There's nothing quite so intriguing about the Christian blogosphere as its capacity for rants and cyber-battles about ideas and ideals. :) It's what makes so many of us so very, very American. Which makes it fitting on Labor Day that, among other things, D. G. Hart decided to zing the Brothers Bayly and Doug Wilson about their postmillennialism (Hart's gotta speak up for two-kingdom theology, of course). Presented for brief consideration, the following:
... In other words, is Christendom a creation or is it heaven on earth? Does [Doug] Wilson violate every canon of Christian and conservative conviction by immanentizing the eschaton? It sure looks like his postmillenniaism and repeated briefs on behalf of Christendom has a lot of immanentizing going on. Then again, it’s a slippery Christendom and a libertarian theocracy he advocates (oxymoron intended).

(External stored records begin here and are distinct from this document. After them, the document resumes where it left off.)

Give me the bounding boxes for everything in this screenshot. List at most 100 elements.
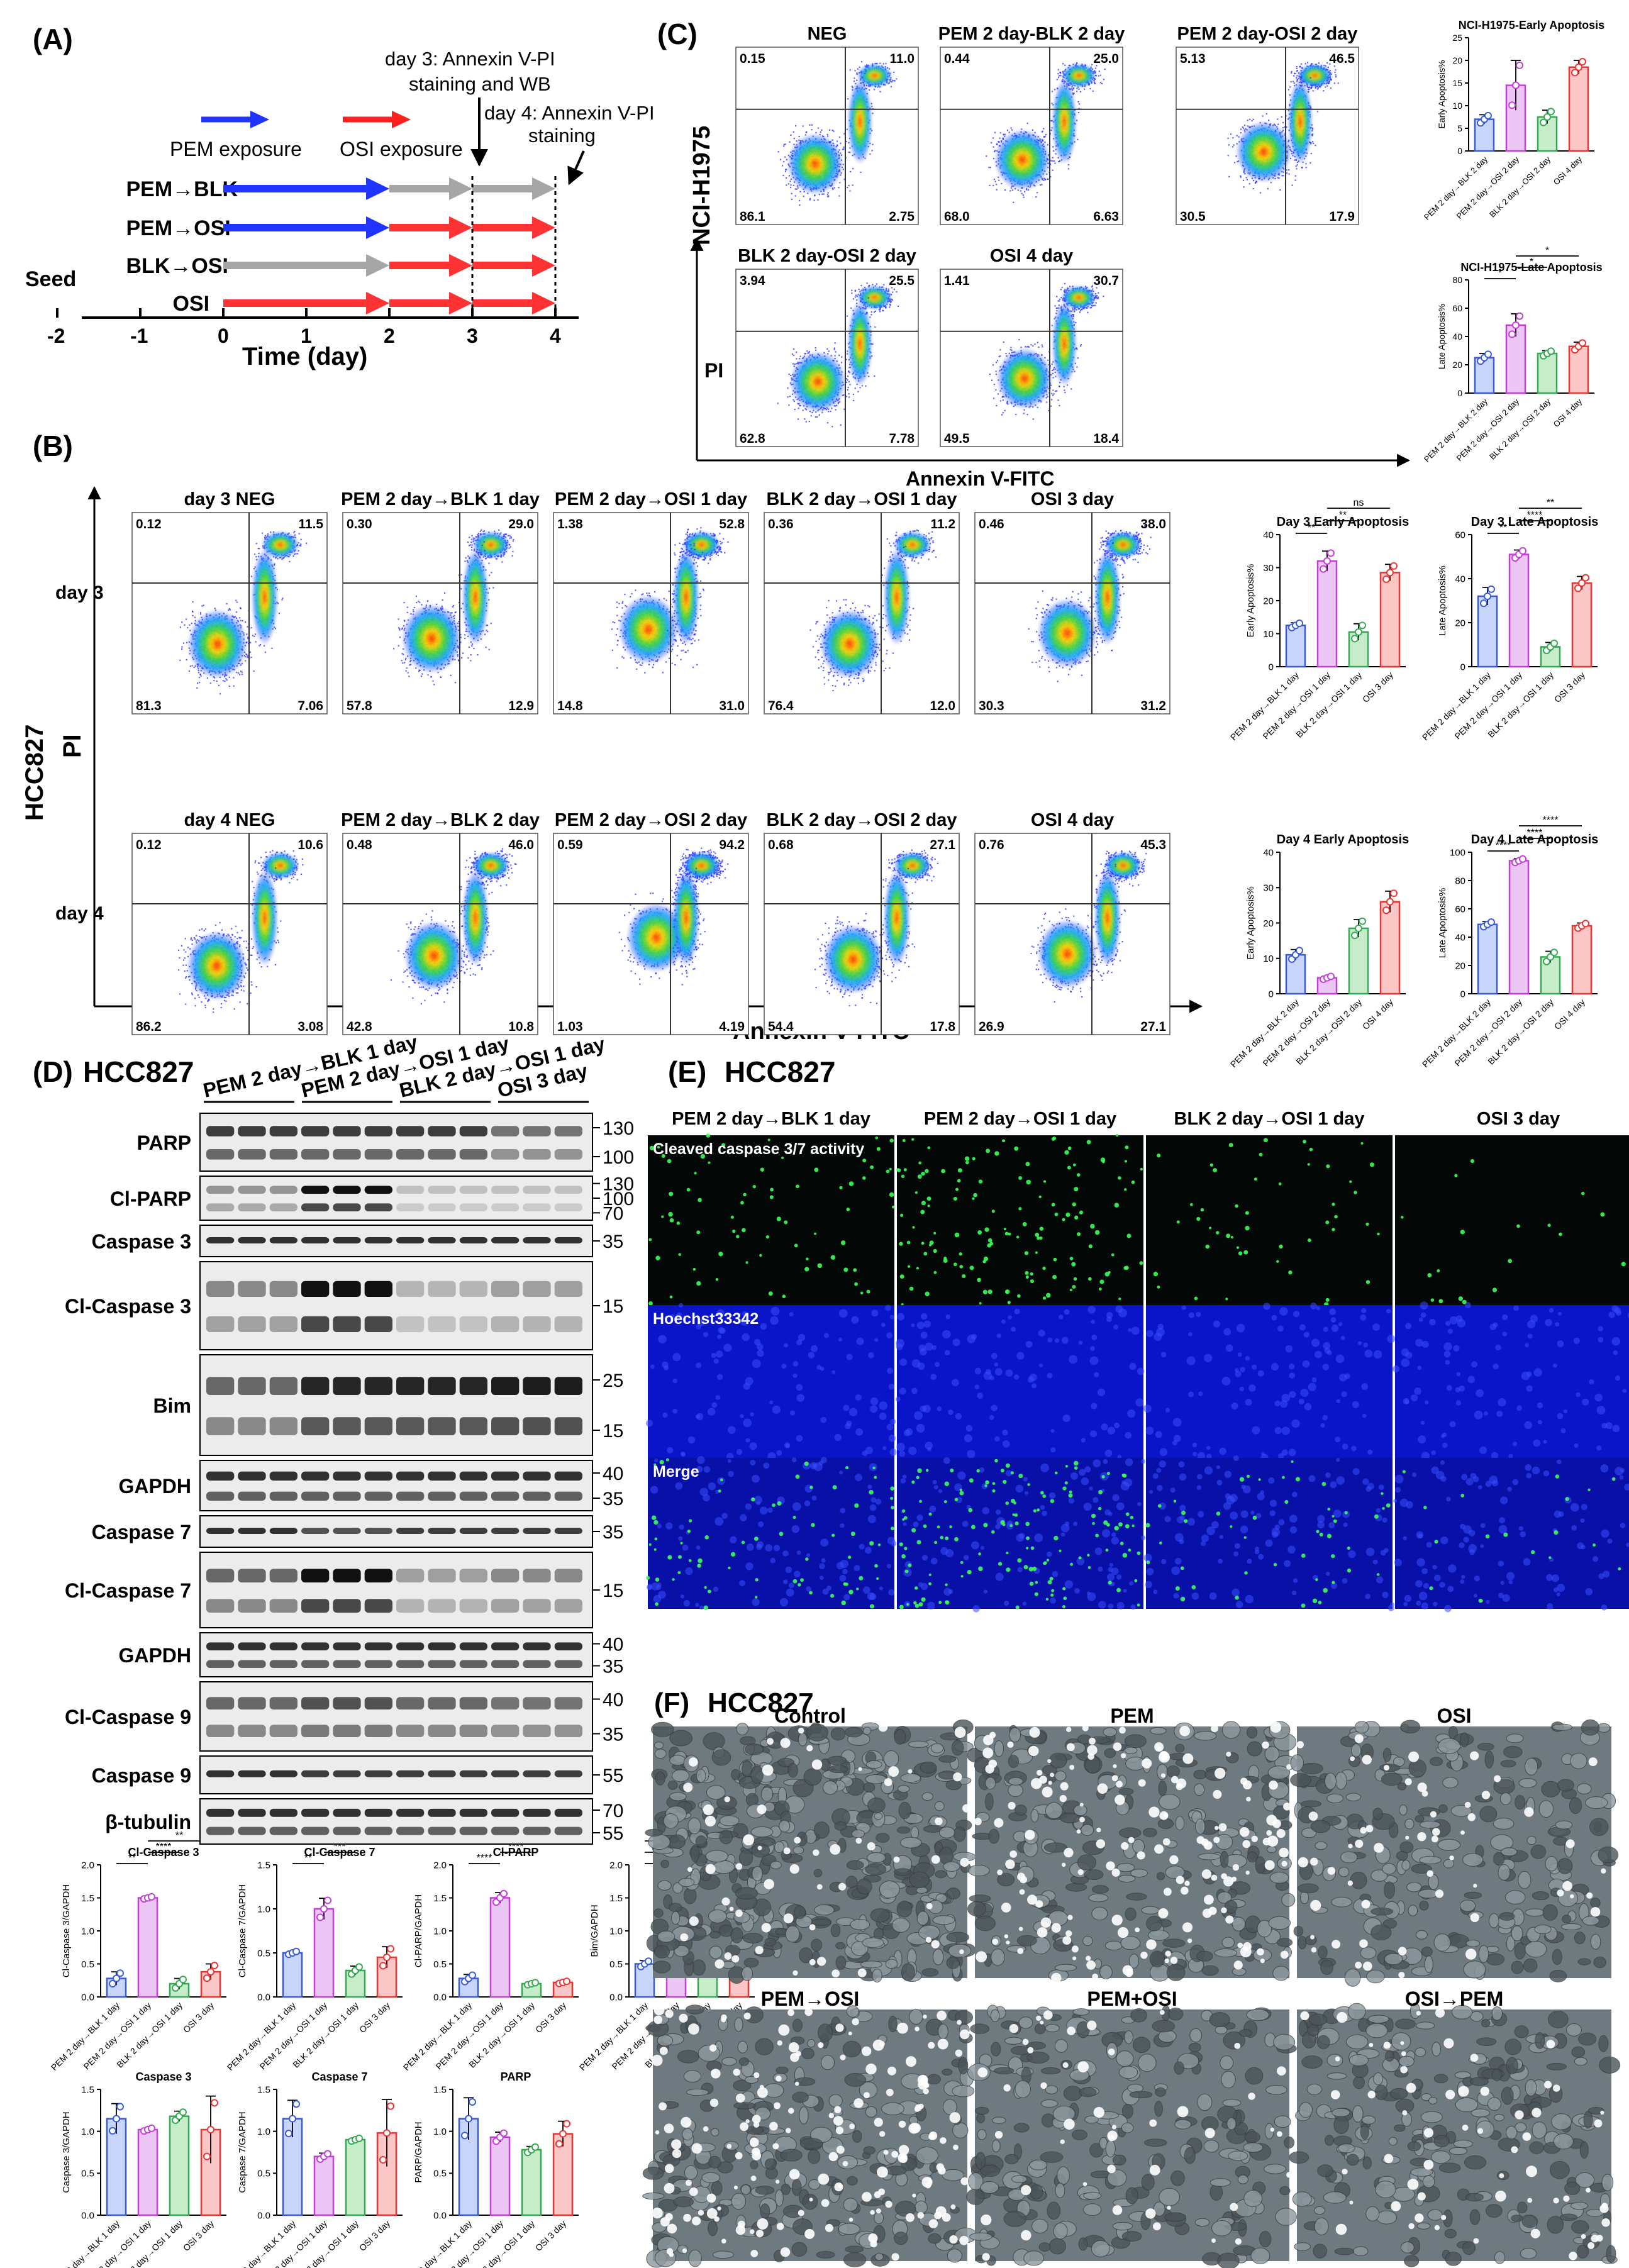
flow-event (1293, 75, 1295, 77)
flow-event (849, 190, 851, 192)
flow-event (1333, 82, 1335, 84)
flow-event (1098, 75, 1099, 77)
flow-event (1094, 82, 1096, 84)
quadrant-lower-right-value: 17.9 (1329, 209, 1355, 224)
flow-event (788, 404, 790, 406)
flow-event (1301, 63, 1303, 65)
flow-event (1021, 128, 1023, 130)
timeline-row-label: OSI (173, 292, 210, 316)
flow-event (827, 196, 829, 198)
note-day4-line1: day 4: Annexin V-PI (484, 102, 655, 124)
flow-event (782, 175, 784, 177)
flow-event (872, 113, 874, 114)
flow-event (789, 181, 791, 182)
flow-event (1077, 101, 1079, 103)
flow-event (837, 140, 838, 142)
flow-event (808, 421, 810, 423)
flow-event (848, 142, 850, 144)
legend-pem-label: PEM exposure (170, 138, 302, 160)
flow-event (1047, 144, 1048, 146)
flow-event (852, 87, 853, 89)
flow-event (1045, 178, 1047, 180)
flow-event (833, 187, 835, 189)
flow-event (845, 140, 847, 142)
flow-event (797, 187, 799, 189)
flow-event (1281, 116, 1282, 118)
flow-event (1034, 131, 1036, 133)
flow-event (1043, 136, 1045, 138)
flow-event (826, 194, 828, 196)
flow-event (1296, 67, 1298, 69)
flow-event (1288, 169, 1290, 171)
flow-event (835, 351, 837, 353)
flow-event (852, 184, 853, 186)
flow-density-core (787, 133, 843, 194)
flow-event (1236, 143, 1238, 145)
flow-event (796, 351, 798, 353)
flow-event (860, 171, 862, 173)
flow-event (853, 77, 855, 79)
flow-event (1052, 146, 1054, 148)
flow-event (884, 84, 886, 86)
flow-event (988, 167, 990, 169)
day4-pointer-arrow (567, 150, 585, 186)
flow-event (1293, 81, 1294, 82)
flow-event (1312, 128, 1314, 130)
flow-event (809, 124, 811, 126)
timeline-arrowhead (366, 292, 389, 314)
time-tick-label: 4 (550, 325, 561, 347)
flow-event (1078, 103, 1081, 105)
flow-event (856, 72, 858, 74)
flow-event (993, 178, 996, 181)
flow-event (1310, 153, 1312, 155)
flow-event (1076, 62, 1078, 64)
flow-event (1004, 189, 1006, 191)
flow-event (874, 63, 876, 65)
flow-event (1291, 72, 1293, 74)
flow-density-core (857, 64, 892, 87)
flow-event (1006, 130, 1009, 131)
flow-event (1316, 111, 1319, 113)
flow-event (871, 130, 873, 131)
quadrant-upper-left-value: 0.15 (740, 52, 765, 66)
flow-event (1009, 190, 1011, 192)
flow-event (1057, 77, 1060, 79)
flow-event (848, 393, 850, 395)
flow-event (1051, 120, 1053, 122)
flow-event (1099, 82, 1101, 84)
flow-event (1069, 65, 1071, 67)
flow-event (789, 186, 792, 188)
flow-event (1288, 173, 1290, 175)
flow-event (1067, 164, 1069, 165)
flow-event (1242, 126, 1243, 128)
timeline-arrowhead (366, 216, 389, 239)
flow-event (1323, 90, 1325, 92)
flow-event (1292, 155, 1294, 157)
flow-event (835, 409, 837, 411)
flow-event (817, 127, 820, 129)
flow-event (1313, 142, 1315, 144)
flow-event (1289, 146, 1291, 148)
flow-event (1296, 70, 1298, 72)
flow-event (838, 195, 840, 197)
flow-event (856, 79, 858, 81)
flow-event (994, 150, 996, 153)
flow-event (1059, 71, 1061, 74)
flow-event (811, 411, 813, 413)
flow-event (793, 138, 795, 140)
flow-event (1094, 71, 1096, 73)
flow-event (783, 143, 785, 145)
flow-event (856, 74, 858, 75)
flow-event (794, 408, 796, 411)
flow-event (1252, 187, 1254, 190)
flow-event (852, 168, 854, 170)
flow-event (1052, 169, 1054, 171)
flow-event (994, 181, 996, 182)
quadrant-upper-left-value: 5.13 (1180, 52, 1206, 66)
flow-event (794, 125, 797, 127)
flow-event (873, 89, 876, 91)
flow-event (1008, 131, 1010, 133)
flow-event (1045, 134, 1047, 136)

In point of fact, Wilson does not acknowledge that Christians are aliens and strangers. His model for Christian political and cultural engagement is Christendom (minus the Crusades, papacy, Index of Books, Jewish ghettos). ...
and a bit more:
Of course, the image of Christians as persecuted and martyrs doesn’t play well among folks who like to hurl “sissy” as an epithet. Turning the other cheek is not a model for cultural domination or for Mere Christendom — not sure it works for cultural engagement, actually.
Of course two-kingdom theology could and did become handy in the antebellum South as a reason not to get too swift in addressing slavery, just as two-kingdom theology could and did become handy in Weimar years when it was easier to let some things happen than to make some objections. Any systematic applied across the board is going to lead to an atrocity of some kind when wielded by flesh and blood. The history of the internet, and of the sorts of humans who invented it (i.e. the human race) is that we've got a long history of convincing ourselves our ideas won't have the same consequences as the ideas of those other people even if history could be shown to have proven otherwise.
Or as some author of some book put it, there is none who is righteous, not even one. But we peoples have a habit of thinking that quote is supposed to apply to you and never quite come around to applying to me.